Pequeno conto meio amargo

Odeio esse trabalho, seu moço. Cada um que me aparece... Só tem doido. Mas, fazer o quê, não é? Tenho mulher e filhos, não posso faltar com o pão em casa. Mas esse último cliente foi demais, deu vontade de desistir de tudo. Recebo tudo quanto é serviço sem reclamar: homem, mulher, viado, só não atendo quando é criança que aí também já é demais. Aí me aparece esse. Cada doido. Me entregou um envelope e disse: espera eu estar longe e abre isso aí. Tudo bem, o senhor é quem manda. Esperei meia hora e abri o envelope. Para começar o pagamento já estava lá. Eu não gosto de receber adiantado, dá uma preguiça de fazer o serviço depois! Tinha um bilhete que explicava nada, mas entendi tudo. Ô servicinho ruim dos inferno esse meu, seu moço! Tava escrito assim no bilhete:

Não sei como te dizer. É muito difícil para mim. Por favor, respeite minha vontade. Veja a foto.

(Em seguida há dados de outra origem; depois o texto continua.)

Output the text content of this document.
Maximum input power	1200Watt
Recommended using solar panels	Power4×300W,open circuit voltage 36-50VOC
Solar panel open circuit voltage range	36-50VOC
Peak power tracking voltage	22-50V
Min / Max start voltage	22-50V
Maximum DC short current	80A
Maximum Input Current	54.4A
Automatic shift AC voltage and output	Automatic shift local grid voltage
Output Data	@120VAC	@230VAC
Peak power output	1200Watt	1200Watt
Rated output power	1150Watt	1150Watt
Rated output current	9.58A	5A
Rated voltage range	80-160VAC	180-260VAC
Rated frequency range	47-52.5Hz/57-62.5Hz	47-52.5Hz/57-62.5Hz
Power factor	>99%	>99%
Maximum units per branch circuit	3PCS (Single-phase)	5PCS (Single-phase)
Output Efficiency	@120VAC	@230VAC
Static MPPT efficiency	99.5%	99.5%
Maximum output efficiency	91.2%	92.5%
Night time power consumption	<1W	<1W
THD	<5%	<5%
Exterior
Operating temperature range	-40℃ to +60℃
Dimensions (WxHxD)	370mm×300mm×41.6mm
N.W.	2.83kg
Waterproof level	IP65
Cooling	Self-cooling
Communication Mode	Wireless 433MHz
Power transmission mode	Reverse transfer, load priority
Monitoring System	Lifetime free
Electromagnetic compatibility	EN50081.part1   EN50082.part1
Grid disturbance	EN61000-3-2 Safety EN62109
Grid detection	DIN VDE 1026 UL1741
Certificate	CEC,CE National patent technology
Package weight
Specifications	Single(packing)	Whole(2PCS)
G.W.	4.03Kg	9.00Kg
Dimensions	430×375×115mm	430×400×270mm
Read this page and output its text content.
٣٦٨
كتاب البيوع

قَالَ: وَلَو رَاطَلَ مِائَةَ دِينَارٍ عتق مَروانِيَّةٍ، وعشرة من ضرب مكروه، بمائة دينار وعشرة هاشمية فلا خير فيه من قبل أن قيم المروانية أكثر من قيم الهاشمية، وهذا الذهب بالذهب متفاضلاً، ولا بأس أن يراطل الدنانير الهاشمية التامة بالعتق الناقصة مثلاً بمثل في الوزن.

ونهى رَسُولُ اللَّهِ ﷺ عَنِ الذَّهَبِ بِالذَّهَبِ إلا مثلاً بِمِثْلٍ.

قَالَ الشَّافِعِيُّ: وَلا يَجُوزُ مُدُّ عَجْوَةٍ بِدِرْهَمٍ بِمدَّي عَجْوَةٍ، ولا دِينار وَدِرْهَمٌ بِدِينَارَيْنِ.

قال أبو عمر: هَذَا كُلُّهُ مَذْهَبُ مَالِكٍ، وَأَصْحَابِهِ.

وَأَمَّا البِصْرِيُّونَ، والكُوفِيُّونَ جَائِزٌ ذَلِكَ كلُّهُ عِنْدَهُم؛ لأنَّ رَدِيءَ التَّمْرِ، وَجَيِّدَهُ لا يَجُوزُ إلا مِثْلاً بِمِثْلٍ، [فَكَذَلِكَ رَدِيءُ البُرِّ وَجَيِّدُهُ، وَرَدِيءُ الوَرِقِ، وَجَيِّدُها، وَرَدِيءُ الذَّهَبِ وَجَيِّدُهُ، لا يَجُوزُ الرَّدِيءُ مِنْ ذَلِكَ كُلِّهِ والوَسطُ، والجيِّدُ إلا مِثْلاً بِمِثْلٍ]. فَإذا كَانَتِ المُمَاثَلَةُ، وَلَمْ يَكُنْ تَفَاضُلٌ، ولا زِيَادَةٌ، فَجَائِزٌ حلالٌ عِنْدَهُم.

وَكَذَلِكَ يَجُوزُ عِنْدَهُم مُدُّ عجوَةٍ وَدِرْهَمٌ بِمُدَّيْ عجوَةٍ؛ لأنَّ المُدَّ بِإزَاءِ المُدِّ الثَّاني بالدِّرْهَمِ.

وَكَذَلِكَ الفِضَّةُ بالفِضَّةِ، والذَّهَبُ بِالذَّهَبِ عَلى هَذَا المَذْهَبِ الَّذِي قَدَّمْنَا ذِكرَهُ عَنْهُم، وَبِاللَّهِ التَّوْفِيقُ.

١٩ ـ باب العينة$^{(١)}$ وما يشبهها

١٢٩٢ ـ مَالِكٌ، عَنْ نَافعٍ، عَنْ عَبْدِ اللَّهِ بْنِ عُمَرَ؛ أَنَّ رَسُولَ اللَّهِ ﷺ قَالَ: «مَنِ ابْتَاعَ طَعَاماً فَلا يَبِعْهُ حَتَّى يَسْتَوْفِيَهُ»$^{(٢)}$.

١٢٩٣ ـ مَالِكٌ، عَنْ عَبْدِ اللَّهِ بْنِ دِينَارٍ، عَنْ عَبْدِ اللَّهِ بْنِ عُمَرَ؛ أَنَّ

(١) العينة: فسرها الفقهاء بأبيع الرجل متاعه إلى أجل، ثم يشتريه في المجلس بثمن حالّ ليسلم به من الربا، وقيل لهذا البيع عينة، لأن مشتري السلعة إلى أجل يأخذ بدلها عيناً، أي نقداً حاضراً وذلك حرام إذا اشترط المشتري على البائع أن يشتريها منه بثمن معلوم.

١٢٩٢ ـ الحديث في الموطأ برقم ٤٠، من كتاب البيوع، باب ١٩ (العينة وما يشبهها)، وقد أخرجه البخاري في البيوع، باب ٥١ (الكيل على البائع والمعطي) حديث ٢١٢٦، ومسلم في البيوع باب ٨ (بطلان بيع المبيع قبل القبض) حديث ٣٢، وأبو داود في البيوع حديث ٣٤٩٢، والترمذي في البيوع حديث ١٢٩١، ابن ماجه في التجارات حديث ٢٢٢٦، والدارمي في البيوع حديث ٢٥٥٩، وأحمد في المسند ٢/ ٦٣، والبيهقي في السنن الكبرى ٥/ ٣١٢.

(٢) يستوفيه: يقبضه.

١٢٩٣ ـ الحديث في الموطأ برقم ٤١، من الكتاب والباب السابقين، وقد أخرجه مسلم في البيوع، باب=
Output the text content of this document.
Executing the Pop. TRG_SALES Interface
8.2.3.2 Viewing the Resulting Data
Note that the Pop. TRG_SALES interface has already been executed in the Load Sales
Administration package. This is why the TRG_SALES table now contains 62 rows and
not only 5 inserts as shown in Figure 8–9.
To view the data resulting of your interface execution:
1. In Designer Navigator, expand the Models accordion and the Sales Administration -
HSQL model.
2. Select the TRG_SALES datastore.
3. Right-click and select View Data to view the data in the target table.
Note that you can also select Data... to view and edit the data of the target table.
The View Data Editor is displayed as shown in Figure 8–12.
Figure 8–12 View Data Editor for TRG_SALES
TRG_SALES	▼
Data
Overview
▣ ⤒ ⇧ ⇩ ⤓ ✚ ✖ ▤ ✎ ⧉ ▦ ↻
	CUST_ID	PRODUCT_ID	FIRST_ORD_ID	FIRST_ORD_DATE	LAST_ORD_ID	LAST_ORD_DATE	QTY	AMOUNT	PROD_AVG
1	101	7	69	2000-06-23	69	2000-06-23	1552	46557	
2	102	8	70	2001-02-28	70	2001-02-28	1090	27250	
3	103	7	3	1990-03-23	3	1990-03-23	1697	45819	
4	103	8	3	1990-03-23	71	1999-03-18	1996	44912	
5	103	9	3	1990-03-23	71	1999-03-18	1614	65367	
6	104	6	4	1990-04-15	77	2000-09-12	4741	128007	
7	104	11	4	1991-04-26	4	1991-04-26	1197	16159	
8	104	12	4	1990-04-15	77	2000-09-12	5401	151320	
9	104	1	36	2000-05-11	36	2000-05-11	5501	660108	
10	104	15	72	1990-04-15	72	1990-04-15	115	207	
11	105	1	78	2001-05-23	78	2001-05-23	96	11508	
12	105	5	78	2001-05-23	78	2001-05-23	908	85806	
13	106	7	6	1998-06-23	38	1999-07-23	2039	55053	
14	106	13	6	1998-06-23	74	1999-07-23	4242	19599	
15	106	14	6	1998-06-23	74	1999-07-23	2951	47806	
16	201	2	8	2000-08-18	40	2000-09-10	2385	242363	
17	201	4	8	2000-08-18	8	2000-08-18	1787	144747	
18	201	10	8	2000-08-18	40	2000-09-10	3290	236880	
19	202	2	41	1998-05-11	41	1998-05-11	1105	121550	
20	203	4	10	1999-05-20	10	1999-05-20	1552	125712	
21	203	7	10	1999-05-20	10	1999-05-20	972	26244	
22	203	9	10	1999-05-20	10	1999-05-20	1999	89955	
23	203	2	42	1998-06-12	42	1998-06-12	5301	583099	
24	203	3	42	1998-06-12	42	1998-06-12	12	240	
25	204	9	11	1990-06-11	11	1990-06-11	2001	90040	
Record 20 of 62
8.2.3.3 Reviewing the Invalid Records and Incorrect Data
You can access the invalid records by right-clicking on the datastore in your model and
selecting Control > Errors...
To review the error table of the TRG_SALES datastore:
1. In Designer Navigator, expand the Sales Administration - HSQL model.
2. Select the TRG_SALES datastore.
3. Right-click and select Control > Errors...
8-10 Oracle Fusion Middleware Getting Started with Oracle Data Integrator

A foto era dele mesmo. Só o que me faltava. Ele disse que ia ser difícil. Preciso arranjar outro emprego, mesmo. Mas... não posso deixar faltar o pão em casa. Sabe como é, a mulher, as criança... Nunca tive coragem de contar o que eu faço para eles. Tenho medo de eles quererem fazer o mesmo. O mais velho me olha de um jeito estranho, parece que sabe sem eu nunca ter falado. Mas, seu moço, eu tava contando do cliente. Foi difícil encontrar ele de novo porque eu não podia ir na casa nem no trabalho dele. Levei dois dias e achei o figura bebendo sozinho num boteco. Fiquei esperando lá fora, do outro lado da rua, na esquina. Eu tinha certeza que ele não queria saber que eu tava ali, que ele não queria saber que aquela era a hora de fazer a vontade dele. Ele saiu tarde, bêbado de dar dó. Já devia estar cheio dessa vida mesmo, que é difícil segurar o rojão - você sabe, não é não, seu moço. Segui ele de longe e até que foi fácil - a primeira ruazinha escura que ele entrou cheguei por trás e fiz o serviço. Moço, às vezes eu tenho muita vontade de, sei lá, achar um bico no centro, trabalhar em escritório. Mas o dinheiro é pouco e já estou velho. E tem o pão das criança... não pode faltar. Só peço a Deus que não coloque mais um suicida no meu caminho, que aí eu largo esse ofício de matador que é uma vida muito sofrida, seu moço.